The potential for prolonged escalation of the Israel/Gaza conflict will likely result in a return to higher inflation. With UK prospects for growth already limited, any disruption is likely to drive inflation higher and economic growth lower. This results in ‘stagflation’: an economy that is not growing, coupled with rising costs of food, fuel and clothing.
Stagflation is considered by economists to be more damaging to an economy than a recession, as it combines all the negative effects of recession with a higher cost of living. Stagflation can lead to rising unemployment and lower real wages.

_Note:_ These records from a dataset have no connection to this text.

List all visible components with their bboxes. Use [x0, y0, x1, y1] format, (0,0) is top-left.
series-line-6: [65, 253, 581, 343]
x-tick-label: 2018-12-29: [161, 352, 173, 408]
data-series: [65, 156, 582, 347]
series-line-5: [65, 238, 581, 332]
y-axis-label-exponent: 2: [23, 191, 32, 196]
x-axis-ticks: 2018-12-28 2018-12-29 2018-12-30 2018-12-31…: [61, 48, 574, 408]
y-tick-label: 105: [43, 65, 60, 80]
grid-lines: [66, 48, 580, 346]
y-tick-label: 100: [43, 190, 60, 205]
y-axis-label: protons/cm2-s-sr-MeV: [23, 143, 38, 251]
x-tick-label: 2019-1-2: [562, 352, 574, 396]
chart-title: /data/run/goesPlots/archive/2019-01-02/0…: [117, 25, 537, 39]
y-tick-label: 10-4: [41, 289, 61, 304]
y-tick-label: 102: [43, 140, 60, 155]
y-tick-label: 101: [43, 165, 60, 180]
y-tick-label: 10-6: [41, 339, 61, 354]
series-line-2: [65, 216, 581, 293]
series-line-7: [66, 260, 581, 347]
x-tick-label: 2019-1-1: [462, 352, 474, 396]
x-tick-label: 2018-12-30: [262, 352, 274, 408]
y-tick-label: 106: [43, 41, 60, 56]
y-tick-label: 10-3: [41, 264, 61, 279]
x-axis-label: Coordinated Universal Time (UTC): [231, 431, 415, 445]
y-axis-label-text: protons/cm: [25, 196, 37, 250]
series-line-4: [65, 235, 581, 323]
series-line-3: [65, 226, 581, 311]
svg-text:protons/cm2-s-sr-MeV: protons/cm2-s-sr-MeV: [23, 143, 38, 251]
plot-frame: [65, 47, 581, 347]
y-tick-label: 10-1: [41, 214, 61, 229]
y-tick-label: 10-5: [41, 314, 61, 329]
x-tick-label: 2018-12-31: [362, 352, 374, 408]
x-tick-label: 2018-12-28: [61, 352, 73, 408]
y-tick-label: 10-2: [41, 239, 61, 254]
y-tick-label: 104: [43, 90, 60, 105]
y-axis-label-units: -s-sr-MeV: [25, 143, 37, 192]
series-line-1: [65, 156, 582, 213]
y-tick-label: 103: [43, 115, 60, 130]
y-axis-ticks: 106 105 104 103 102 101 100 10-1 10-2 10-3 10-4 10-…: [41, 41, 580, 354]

Figure 3. GDP growth index 2020–23
Employment
At the time of writing, wage rates are rising in the UK faster than inflation, and unemployment is low. Workers’ demand for increased wages is in response to the rising cost of living.
This is a significant issue for the economy, because one of the major components of businesses’ costs of production is their wage bill. This increased cost could be pushed onto consumers, which could keep prices rising.
The combined effect of EU exit and the Covid pandemic has created a skills shortage in the UK. There are fewer workers available, both from the EU and from the domestic workforce – one reason being that almost 8.7 million workers aged 16–64 are now economically inactive.
Tighter labour markets mean workers can negotiate higher wages. But if economic growth remains low and inflation continues, demand within the economy will drop and unemployment could rise.
Figure 4. UK percentage wage growth 2020–2023
Summary
Barring the risk of an escalation of hostilities in the Middle East, 2024 appears to be a year of flat GDP growth and gradually reducing inflation.
Living standards will continue to be squeezed throughout the year.
Interest rates are likely to come down gradually. But the Bank of England will be watching the inflation data closely and is likely to take a cautious approach to these reductions, particularly if the Government announces tax cuts in the run-up to an election.